Wenn ich als Softwareentwicklerin die ganze Sache nutze, dann sind ja so viel Sachen abstrahiert, wie kann ich das überprüfen was du jetzt gerade gesagt hast. Mache ich immer zeitliche Messungen oder kann ich mir die Datenstruktur effektiv ansehen durch einen simplen Unix Command oder ähnliches.
Du brauchst das Hintergrundwissen. Also du musst mal grundsätzlich verstehen, was bedeutet ein Binärbaum, was bedeutet ein B Baum, welche Indexstrukturen verwendet meine Datenbank, welche verwende ich für mich im Hauptspeicher zum Beispiel, Wenn du eine hashmap verwendest, musst du ja auch verstehen, was macht diese hashmap. Und eine hashmap ist auch nichts anderes als eine Indexstruktur im Hauptspeicher, die erlaubt mir einen schnellen Lookup, ohne dass ich ganz viele Daten laden muss. Also ist genau dasselbe. Und du musst es einfach verstehen, damit du es auch verwenden kannst.
Ja, du kannst natürlich einfach sagen, okay, der AI Agent meines Vertrauens hat mir gerade vorgeschlagen, eine hashmap zu verwenden. Klar, kannst du verwenden, es wird schnell sein, ist vielleicht ausreichend, wenn du ein Problem hast.
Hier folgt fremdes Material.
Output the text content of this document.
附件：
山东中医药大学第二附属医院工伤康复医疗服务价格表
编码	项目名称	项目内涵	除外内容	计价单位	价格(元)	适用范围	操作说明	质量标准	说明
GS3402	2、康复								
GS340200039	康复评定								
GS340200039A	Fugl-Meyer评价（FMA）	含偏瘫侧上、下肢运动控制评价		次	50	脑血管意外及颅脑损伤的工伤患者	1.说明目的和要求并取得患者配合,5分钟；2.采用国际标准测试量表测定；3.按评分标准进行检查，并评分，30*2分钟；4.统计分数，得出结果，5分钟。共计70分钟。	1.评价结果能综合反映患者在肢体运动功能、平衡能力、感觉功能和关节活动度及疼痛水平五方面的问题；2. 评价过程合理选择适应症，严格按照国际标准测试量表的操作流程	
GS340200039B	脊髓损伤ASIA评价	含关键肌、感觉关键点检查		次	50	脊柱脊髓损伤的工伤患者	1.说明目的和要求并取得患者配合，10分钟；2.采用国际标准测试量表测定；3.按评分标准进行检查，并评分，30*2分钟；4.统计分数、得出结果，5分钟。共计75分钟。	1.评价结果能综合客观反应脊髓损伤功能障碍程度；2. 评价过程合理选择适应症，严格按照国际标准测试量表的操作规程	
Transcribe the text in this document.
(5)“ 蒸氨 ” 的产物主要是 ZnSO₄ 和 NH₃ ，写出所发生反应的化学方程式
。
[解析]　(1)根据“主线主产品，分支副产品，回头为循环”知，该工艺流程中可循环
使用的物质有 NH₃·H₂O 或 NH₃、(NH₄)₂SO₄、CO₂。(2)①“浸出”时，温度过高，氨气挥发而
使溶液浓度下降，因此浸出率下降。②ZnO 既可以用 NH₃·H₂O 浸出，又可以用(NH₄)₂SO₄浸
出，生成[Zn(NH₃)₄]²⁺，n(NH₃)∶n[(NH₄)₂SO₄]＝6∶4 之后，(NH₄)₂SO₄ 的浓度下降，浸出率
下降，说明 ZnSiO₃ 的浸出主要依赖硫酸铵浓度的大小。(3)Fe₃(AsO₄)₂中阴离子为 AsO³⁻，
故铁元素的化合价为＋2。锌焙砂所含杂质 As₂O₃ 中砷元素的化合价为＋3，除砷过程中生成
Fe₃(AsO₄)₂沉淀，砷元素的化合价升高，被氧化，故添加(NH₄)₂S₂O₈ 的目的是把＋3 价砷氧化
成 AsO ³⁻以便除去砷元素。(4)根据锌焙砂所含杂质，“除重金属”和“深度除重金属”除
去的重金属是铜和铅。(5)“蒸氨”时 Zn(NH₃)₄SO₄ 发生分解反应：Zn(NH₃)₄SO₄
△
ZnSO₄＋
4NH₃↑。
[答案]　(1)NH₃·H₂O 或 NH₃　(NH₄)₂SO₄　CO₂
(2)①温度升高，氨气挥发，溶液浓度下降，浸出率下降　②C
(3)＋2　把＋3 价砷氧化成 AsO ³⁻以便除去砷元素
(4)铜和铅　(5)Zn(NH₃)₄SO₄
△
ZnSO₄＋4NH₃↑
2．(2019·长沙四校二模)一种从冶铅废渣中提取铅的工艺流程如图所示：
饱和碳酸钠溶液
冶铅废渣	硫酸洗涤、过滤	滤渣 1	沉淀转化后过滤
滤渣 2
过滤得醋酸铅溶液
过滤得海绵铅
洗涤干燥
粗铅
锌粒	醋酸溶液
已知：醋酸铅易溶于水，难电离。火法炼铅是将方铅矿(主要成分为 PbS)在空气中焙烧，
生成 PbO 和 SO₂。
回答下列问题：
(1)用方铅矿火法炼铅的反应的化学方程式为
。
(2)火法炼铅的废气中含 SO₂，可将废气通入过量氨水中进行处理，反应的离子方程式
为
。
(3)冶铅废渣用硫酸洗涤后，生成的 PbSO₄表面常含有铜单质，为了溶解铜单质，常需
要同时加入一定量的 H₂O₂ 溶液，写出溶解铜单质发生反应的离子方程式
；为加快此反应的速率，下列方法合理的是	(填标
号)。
Wenn du in die Tiefe gehen willst, musst du natürlich verstehen, was ist eine hashmap, wie funktioniert ein Hash, was sind die Nachteile. Kannst du natürlich auch schmerzvoll einfach rausfinden, wenn du irgendwann mal dann gegen die Wand läufst und alles langsam wird und du musst dann mühsam rausfinden, okay, es ist die hashmap und es gibt irgendwie Kollisionen in der hashmap und darum wird alles langsam. Oder du verstehst es halt grundsätzlich oder eignest dir das Wissen an oder fragst mal deinen Agent, hey, du hast mir da eine hashmap vorgeschlagen, warum, was ist eine hashmap und erklär mir kurz vor und Nachteile? Und dann ließe diese drei Sätze und habe die Information. Das ist halt dann der Unterschied. Hole mir die Informationen, verstehe das einigermaßen, was im Hintergrund passiert oder mache ich einfach Web Coding?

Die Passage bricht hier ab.